I have watched the work so many times its hard to ‘see’ it anymore nevertheless I am happy with it. Next thing is to save a preservation copy. As I have said before the variety of digital files available is so vast it is a challenge. I have some information from the Digital Archive team to discuss with James, the video technician I have been working with. The preservation copy is all about future proofing the artwork, so new formats can be made as new platforms become available.

Its interesting with early video work made using Super 8 or mastered onto VHS tape, should digital copies be made? With physical film or tape it can come to a point where it is impossible to play the work any longer, the material becomes damaged. So does the piece become a museum object? I still have early video work that only exists on VHS tape, and as with most artists I always seem to be busy with current work and rarely have time to consider archiving, but it is worth thinking about and maybe I need a plan to capture and future proof some of my back catalogue.


All done

There has been no time to blog over the last few days, its been all consuming with completing the final edit. Lots of regular saving and repeated attempts of rendering have resulted in a finished artwork. Hurray! I’m pleased with it. It has been a real challenge over the last few days as things show up on the rendered file which appeared not to be there on the editing time-line. I was totally flummoxed by two clips and only by altering them was I able to get the whole thing to render completely to my satisfaction. I have no idea why such glitches occur, such is the nature of digital processes. It gets posted tomorrow to get to London for Tuesday when the project board will take a look. Obviously I really hope they like it. The digital preservation team will be taking a copy of this blog so I need to get my proof reader on hand to give it the once over.

I hope in the next post I can communicate good news from the project board.


Audio and reversing lorries

I met with Elaine, one of the History Detectives today at NRO and we worked on the audio together. There was quite a lot of work to be done on the script I had prepared. Its much easier when there is someone who can listen to you and then make suggestions. It took all morning to get the content right, leaving the afternoon to record. Drawing upon notes sent via email from the group, the diagrams from the project sessions last year and some information sheets from the Parliamentary Archive we tried to include all the relevant information. What to leave out becomes a real issue, there is so much on each commissioner that could be included but we had clear deliberations about what was essential and what was a diversion. Such is the nature of research, it does always seem to leave you with more questions than answers. I am hoping the project indicates how this way of working could be used in the future with other documents and other collections. The video composition does offer an alternative to still images and text on web pages.

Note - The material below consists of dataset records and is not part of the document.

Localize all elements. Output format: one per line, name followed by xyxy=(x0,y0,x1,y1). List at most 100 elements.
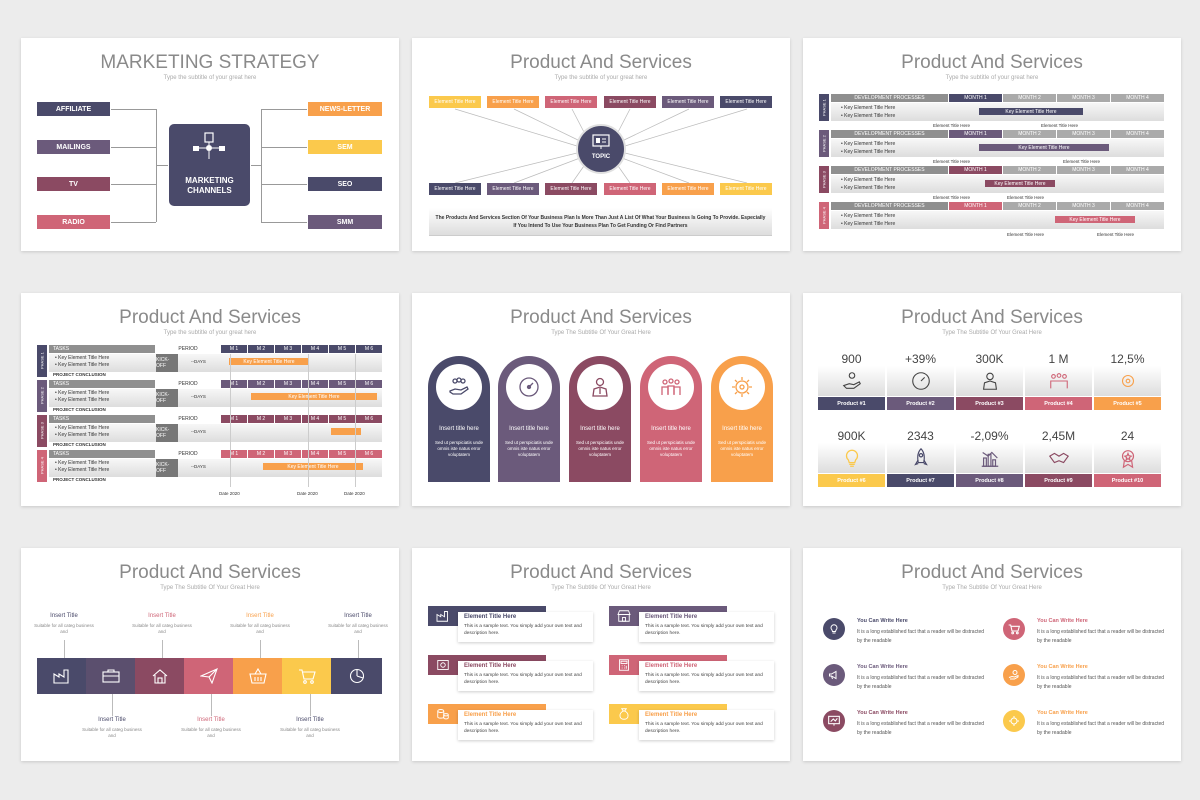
slide-timeline-strip[interactable]: Product And Services Type The Subtitle O… xyxy=(21,548,399,761)
month-header: MONTH 2 xyxy=(1003,166,1056,174)
date-label: Date 2020 xyxy=(219,491,240,496)
element-tag: Element Title Here xyxy=(604,96,656,108)
element-tag: Element Title Here xyxy=(662,96,714,108)
m-header: M 5 xyxy=(329,415,355,423)
slide-kpi-grid[interactable]: Product And Services Type The Subtitle O… xyxy=(803,293,1181,506)
slide-pill-cards[interactable]: Product And Services Type The Subtitle O… xyxy=(412,293,790,506)
phase-label: PHASE 3 xyxy=(37,415,47,447)
lightbulb-icon xyxy=(830,624,838,634)
month-header: MONTH 3 xyxy=(1057,166,1110,174)
bullet-2: • Key Element Title Here xyxy=(841,221,896,227)
slide-subtitle: Type the subtitle of your great here xyxy=(945,75,1039,81)
presentation-icon xyxy=(592,134,610,149)
month-header: MONTH 1 xyxy=(949,130,1002,138)
coins-icon xyxy=(437,709,449,720)
key-bar: Key Element Title Here xyxy=(263,463,363,470)
key-bar: Key Element Title Here xyxy=(251,393,377,400)
period-header: PERIOD xyxy=(156,345,220,353)
factory-icon xyxy=(52,669,69,684)
gear-idea-icon xyxy=(732,377,752,397)
m-header: M 2 xyxy=(248,380,274,388)
gear-idea-icon xyxy=(1009,716,1019,726)
m-header: M 1 xyxy=(221,345,247,353)
kpi-card: 12,5% Product #5 xyxy=(1094,350,1161,410)
slide-task-gantt[interactable]: Product And Services Type the subtitle o… xyxy=(21,293,399,506)
month-header: MONTH 3 xyxy=(1057,202,1110,210)
key-bar: Key Element Title Here xyxy=(229,358,309,365)
slide-subtitle: Type The Subtitle Of Your Great Here xyxy=(551,585,651,591)
slide-title: Product And Services xyxy=(510,52,692,73)
channel-affiliate: AFFILIATE xyxy=(37,102,110,116)
kpi-card: 900K Product #6 xyxy=(818,427,885,487)
element-tag: Element Title Here xyxy=(487,183,539,195)
kpi-card: +39% Product #2 xyxy=(887,350,954,410)
gauge-icon xyxy=(519,377,539,397)
item-title: Insert title here xyxy=(580,426,620,432)
tasks-header: TASKS xyxy=(49,380,155,388)
element-label: Element Title Here xyxy=(1097,232,1135,237)
insert-desc: Suitable for all categ business and xyxy=(230,623,290,634)
kpi-card: 1 M Product #4 xyxy=(1025,350,1092,410)
bullet-2: • Key Element Title Here xyxy=(55,362,110,368)
slide-element-cards[interactable]: Product And Services Type The Subtitle O… xyxy=(412,548,790,761)
insert-desc: Suitable for all categ business and xyxy=(280,727,340,738)
bullet-2: • Key Element Title Here xyxy=(841,149,896,155)
period-header: PERIOD xyxy=(156,415,220,423)
m-header: M 6 xyxy=(356,380,382,388)
channel-newsletter: NEWS-LETTER xyxy=(308,102,382,116)
m-header: M 3 xyxy=(275,450,301,458)
date-label: Date 2020 xyxy=(297,491,318,496)
cart-icon xyxy=(1008,624,1020,635)
dev-header: DEVELOPMENT PROCESSES xyxy=(831,94,948,102)
pill-card: Insert title here Sed ut perspiciatis un… xyxy=(711,356,773,482)
insert-desc: Suitable for all categ business and xyxy=(34,623,94,634)
insert-title: Insert Title xyxy=(197,717,225,723)
kpi-card: 24 Product #10 xyxy=(1094,427,1161,487)
award-icon xyxy=(1121,450,1134,469)
month-header: MONTH 3 xyxy=(1057,94,1110,102)
kpi-card: 900 Product #1 xyxy=(818,350,885,410)
m-header: M 2 xyxy=(248,450,274,458)
element-tag: Element Title Here xyxy=(429,183,481,195)
insert-desc: Suitable for all categ business and xyxy=(328,623,388,634)
m-header: M 1 xyxy=(221,380,247,388)
insert-title: Insert Title xyxy=(296,717,324,723)
slide-marketing-strategy[interactable]: MARKETING STRATEGY Type the subtitle of … xyxy=(21,38,399,251)
home-icon xyxy=(152,669,167,684)
list-item: You Can Write Here It is a long establis… xyxy=(823,618,988,658)
slide-subtitle: Type the subtitle of your great here xyxy=(163,330,257,336)
element-tag: Element Title Here xyxy=(720,96,772,108)
m-header: M 5 xyxy=(329,450,355,458)
bullet-1: • Key Element Title Here xyxy=(55,460,110,466)
days-label: --DAYS xyxy=(191,464,206,469)
paper-plane-icon xyxy=(199,668,218,684)
list-item: You Can Write Here It is a long establis… xyxy=(1003,710,1168,750)
cart-icon xyxy=(298,669,316,684)
kpi-card: 300K Product #3 xyxy=(956,350,1023,410)
slide-phase-gantt[interactable]: Product And Services Type the subtitle o… xyxy=(803,38,1181,251)
megaphone-icon xyxy=(829,670,837,680)
slide-icon-list[interactable]: Product And Services Type The Subtitle O… xyxy=(803,548,1181,761)
channel-smm: SMM xyxy=(308,215,382,229)
topic-circle: TOPIC xyxy=(576,124,626,174)
list-item: You Can Write Here It is a long establis… xyxy=(823,664,988,704)
pill-card: Insert title here Sed ut perspiciatis un… xyxy=(569,356,631,482)
slide-topic-spokes[interactable]: Product And Services Type the subtitle o… xyxy=(412,38,790,251)
days-label: --DAYS xyxy=(191,429,206,434)
tasks-header: TASKS xyxy=(49,450,155,458)
phase-label: PHASE 4 xyxy=(819,202,829,229)
bullet-2: • Key Element Title Here xyxy=(55,397,110,403)
slide-subtitle: Type The Subtitle Of Your Great Here xyxy=(942,330,1042,336)
list-item: You Can Write Here It is a long establis… xyxy=(1003,618,1168,658)
m-header: M 5 xyxy=(329,345,355,353)
description-bar: The Products And Services Section Of You… xyxy=(429,208,772,236)
pill-card: Insert title here Sed ut perspiciatis un… xyxy=(498,356,560,482)
month-header: MONTH 1 xyxy=(949,94,1002,102)
element-tag: Element Title Here xyxy=(545,183,597,195)
period-header: PERIOD xyxy=(156,450,220,458)
timeline-strip xyxy=(37,658,382,694)
center-label: MARKETING CHANNELS xyxy=(185,176,234,195)
bullet-1: • Key Element Title Here xyxy=(841,213,896,219)
conclusion-label: PROJECT CONCLUSION xyxy=(53,442,106,447)
m-header: M 4 xyxy=(302,380,328,388)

We tried recording all the audio in one go, forgetting the size of the HD file I would be trying to import into the video programme – so plan B consisted of recording bite sized pieces which worked well. When preparing to record the audio the level and diversity of noises around seemed significant, it was all just everyday things but we had to suspend recording for a bit while the library lorries in the loading bay outside the window behind us had manoeuvred into position.

I have imported the audio sections into the edit and it is working well. There are one of two sections which are too long and as I am keen to ensure the artwork comes in under 9 minutes, so there will be some re-working required. So we will meet up again next week to capture audio again. There is some re-working of the images already included to be completed which is fine and some additional images to be located. This process is enjoyable even if my computer is struggling with all the files at times.

Backing up is a regular occurrence at this stage, well it has been all the way through, but now more than ever as completion draws ever closer.


Yesterday brought success. The scrolling issue has been resolved (thanks James) but has now led to a reappraisal of the opening images of the work. Two steps forward and one step back, but progress is being made. I recorded another audio trial as well which has been insightful in terms of how getting images and audio to tie together well – its going to take some time. I need to start resolving the edit and making final decisions, but I keep adding bits and pieces and finding more images to include…maybe I need to remember less is more. Time is ticking away.

Back at Norfolk Record office yesterday. I haven’t been there since last year and it was really good to see familiar faces. Captured some images of Land Tax records – the image of this beautiful marbled book cover was an early example, too early for my purposes unfortunately. As much as I love the colour I can’t include it as it would effect the integrity of the piece. Nice image though.